After the workshops the afternoon continued with the AV5 competition, an audience judged competition organised by Barry Aldous to encourage members to produce 3D AV shows, with the requirement that they be no longer than 5 minutes. We judged seven members’ shows, which covered everything from mysterious garden Gnomes appearing in the Australian woods to Bernard Brown’s recent hip operation with several fascinating but gory images. The winner was announced on Saturday evening as Ray McMillan’s excellent “Train”, showing an unusual brick monument of an A4 Pacific railway locomotive.

Saturday evening included some classic Pat Whitehouse wildlife shows and we were also joined by Pat’s daughter and granddaughter; Anne and Mairi (see Anne’s comments below). During the evening a number of awards for the society exhibition were presented and also this years Martin Willsher Award for recent technical contributions to the society was presented to Barry Aldous who among many other things is responsible for digitising many of the Pat Whitehouse shows.

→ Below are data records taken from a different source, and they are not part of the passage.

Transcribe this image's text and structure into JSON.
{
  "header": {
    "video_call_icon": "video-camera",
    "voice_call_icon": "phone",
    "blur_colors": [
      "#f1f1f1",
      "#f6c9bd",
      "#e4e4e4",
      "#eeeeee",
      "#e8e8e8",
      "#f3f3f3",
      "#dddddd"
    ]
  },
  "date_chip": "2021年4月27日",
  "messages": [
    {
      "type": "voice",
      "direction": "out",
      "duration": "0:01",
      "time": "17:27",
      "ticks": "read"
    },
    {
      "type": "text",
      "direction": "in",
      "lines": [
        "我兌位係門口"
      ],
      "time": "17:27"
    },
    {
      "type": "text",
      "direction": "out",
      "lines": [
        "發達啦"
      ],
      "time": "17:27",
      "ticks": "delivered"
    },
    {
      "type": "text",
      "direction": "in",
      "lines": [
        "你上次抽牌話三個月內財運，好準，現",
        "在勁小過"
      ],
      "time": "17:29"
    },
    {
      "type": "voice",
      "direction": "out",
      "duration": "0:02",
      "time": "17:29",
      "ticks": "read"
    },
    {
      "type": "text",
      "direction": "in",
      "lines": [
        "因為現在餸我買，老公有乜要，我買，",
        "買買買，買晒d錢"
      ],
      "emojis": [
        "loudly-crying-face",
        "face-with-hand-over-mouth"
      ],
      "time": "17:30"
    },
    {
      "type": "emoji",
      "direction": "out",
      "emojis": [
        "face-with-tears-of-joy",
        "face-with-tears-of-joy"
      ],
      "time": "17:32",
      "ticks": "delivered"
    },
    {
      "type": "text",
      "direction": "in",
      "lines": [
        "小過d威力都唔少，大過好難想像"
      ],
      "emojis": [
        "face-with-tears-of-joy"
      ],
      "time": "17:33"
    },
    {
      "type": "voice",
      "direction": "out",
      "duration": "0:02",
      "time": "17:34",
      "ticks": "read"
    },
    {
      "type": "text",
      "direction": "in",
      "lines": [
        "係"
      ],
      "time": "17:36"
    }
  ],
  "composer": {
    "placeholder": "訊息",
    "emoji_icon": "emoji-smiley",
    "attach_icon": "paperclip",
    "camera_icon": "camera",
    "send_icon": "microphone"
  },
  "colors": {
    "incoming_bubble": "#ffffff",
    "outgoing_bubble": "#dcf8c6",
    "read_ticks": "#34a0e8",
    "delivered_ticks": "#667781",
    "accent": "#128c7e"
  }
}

Sunday was our traditional coach outing which this year went to the local attractions of Crich Tramway Village museum and Lea Gardens – a growing rainbow of colours, famous for its displays of rhododendrons and azaleas.

With the successful conclusion of another annual convention the majority of people said their good byes over breakfast on Monday. However about twenty remained on for an informally arranged day out to Chatsworth House which is very nearby and proved very enjoyable.